もうすぐ保須か。やたらとその地名を耳にする。飯田くんは大丈夫だろうか。轟くんももう保須にいるのだろうか。
気になって携帯を確認しようとした、その時だった。

緊急停止のアナウンスが流れた直後、新幹線の車体が大きく揺れた。身体が座席に打ち付けられる。
前の方の車両からは叫び声が聞こえた。

「何事だ!?」
「ここで待っとれ!コメちゃんもここを動くなよ。んでもってケン!誰も怪我さすな!」
「了解!」

ケンは米田さんと乗客を落ち着かせている。窓の外を見ると、脳無らしきヴィランの姿があった。見た目はUSJの時と違うけど──脳味噌が剥き出しの敵なんて脳無以外に考えられない。

「ケン!ヴィランです!」
「なんでこんな所に……!」

ケンは苦々しげに顔を歪める。一体何が起きてるの?
保須にヒーロー殺しだけでなく、脳無まで。額に浮いた汗を手首で拭うが沸き起こる不安は払拭されなかった。

「おいケン!奴は今他のヒーローが押さえてくれている!今のうちに乗客の避難を!」
「了解!皆さん、落ち着いて、順番に降りてください!」

ケンは線路に降り立ち、外の様子を窺いながら乗客に避難の指示を出した。私は車両に残り後方から誘導をする。
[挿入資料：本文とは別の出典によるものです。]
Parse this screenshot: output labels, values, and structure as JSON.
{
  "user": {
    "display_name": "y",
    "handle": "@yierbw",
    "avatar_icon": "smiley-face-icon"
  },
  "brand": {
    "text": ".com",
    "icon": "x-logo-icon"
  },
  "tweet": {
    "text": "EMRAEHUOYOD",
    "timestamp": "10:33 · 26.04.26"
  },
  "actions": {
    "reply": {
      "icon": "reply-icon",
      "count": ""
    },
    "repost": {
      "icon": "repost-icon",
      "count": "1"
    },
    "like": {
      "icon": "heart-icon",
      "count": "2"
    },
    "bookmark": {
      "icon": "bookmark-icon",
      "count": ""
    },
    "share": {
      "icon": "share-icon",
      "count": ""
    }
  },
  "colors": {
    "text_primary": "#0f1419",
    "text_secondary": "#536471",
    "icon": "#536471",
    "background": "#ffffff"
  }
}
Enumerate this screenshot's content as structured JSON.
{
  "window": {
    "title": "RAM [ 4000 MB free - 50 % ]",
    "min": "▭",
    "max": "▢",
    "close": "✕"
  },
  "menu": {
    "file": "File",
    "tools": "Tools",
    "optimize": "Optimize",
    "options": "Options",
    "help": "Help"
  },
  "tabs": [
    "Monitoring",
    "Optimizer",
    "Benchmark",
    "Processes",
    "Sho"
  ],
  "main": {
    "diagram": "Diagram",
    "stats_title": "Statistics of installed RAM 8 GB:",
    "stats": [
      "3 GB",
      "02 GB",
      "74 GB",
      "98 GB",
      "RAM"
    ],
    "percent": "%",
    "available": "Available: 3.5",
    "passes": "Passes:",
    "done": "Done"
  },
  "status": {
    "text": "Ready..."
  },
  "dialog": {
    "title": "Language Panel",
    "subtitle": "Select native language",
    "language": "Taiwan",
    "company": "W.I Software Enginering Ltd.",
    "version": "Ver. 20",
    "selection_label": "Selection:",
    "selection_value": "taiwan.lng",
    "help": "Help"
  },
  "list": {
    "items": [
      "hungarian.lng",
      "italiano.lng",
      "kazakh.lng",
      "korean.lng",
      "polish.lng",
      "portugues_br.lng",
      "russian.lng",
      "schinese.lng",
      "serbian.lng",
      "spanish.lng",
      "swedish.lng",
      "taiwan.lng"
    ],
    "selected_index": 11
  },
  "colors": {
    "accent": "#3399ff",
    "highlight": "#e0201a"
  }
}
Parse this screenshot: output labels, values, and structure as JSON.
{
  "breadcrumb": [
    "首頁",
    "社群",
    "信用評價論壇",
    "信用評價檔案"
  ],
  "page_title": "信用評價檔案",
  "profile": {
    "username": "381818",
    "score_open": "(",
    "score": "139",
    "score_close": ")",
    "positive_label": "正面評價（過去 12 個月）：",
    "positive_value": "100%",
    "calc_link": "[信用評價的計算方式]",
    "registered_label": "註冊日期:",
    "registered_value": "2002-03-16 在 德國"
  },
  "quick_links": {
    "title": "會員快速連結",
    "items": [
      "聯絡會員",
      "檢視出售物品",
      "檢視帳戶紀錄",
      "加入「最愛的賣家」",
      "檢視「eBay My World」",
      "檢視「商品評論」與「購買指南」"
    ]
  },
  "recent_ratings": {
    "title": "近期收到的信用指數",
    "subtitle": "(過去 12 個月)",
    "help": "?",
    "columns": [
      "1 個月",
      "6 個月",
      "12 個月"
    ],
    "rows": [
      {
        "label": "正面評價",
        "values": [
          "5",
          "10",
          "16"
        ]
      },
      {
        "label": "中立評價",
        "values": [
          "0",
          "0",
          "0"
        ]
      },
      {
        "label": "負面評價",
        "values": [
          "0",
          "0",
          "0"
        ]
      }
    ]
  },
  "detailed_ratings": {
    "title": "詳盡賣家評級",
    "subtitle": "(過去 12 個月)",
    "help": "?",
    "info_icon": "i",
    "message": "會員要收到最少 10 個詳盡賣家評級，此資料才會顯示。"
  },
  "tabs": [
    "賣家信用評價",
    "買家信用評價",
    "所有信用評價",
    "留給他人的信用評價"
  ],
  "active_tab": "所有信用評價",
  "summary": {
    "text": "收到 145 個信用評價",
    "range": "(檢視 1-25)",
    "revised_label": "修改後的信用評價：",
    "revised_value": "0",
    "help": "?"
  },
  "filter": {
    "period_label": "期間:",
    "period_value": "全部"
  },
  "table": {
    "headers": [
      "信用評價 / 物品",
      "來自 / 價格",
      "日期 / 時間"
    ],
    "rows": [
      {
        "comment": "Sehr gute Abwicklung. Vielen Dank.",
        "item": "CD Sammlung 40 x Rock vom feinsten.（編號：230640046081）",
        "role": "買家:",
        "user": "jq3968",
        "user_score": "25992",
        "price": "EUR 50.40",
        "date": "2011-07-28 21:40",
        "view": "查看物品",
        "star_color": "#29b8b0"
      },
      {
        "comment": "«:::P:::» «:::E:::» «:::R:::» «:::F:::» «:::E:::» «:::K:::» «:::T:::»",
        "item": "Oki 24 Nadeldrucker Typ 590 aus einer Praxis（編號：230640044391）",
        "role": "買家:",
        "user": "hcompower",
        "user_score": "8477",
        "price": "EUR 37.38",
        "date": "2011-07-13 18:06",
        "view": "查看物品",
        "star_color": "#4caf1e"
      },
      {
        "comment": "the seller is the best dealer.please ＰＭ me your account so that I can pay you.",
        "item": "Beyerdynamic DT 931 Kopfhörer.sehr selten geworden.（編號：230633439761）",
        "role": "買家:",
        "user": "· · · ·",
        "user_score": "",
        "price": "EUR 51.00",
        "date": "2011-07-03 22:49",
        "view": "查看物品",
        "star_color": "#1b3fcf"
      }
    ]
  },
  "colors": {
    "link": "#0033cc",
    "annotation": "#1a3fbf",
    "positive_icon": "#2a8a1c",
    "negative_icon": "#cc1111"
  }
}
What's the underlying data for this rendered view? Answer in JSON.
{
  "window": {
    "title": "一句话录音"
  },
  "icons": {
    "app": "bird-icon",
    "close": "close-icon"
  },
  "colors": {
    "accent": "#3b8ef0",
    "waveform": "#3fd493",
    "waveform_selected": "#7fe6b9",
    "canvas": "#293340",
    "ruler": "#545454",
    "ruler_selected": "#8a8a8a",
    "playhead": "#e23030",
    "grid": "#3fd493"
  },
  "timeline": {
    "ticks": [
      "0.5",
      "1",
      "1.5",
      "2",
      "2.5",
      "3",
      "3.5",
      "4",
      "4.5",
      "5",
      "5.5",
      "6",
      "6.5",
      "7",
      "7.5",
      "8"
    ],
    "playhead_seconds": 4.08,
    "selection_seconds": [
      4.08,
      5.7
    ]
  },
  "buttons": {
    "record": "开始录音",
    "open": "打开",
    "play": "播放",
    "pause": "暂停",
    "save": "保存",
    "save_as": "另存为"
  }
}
泣きじゃくる声が聞こえて下を向くと、男の子がお母さんの足元で俯いていた。お母さんは抱っこ紐の中の赤ちゃんをあやしながら男の子の手を引いている。
私は屈んで男の子に声をかけた。

「怖いよね、でも大丈夫だよ。今強いヒーローたちが悪いやつ倒してくれているからね!」
「ヒーローきてる……?」
「うん。ヒーローたちみんな頑張ってるよ!だからあともう少し、一緒に頑張ろうね」
「うん……ぼく、がんばる……!」
「その意気だよ!」

笑って男の子の頭を撫でると、お母さんが僅かに表情を和らげてありがとうと頭を下げた。
こんな時こそ笑って、安心させてあげたい。かつて私がそうされたように。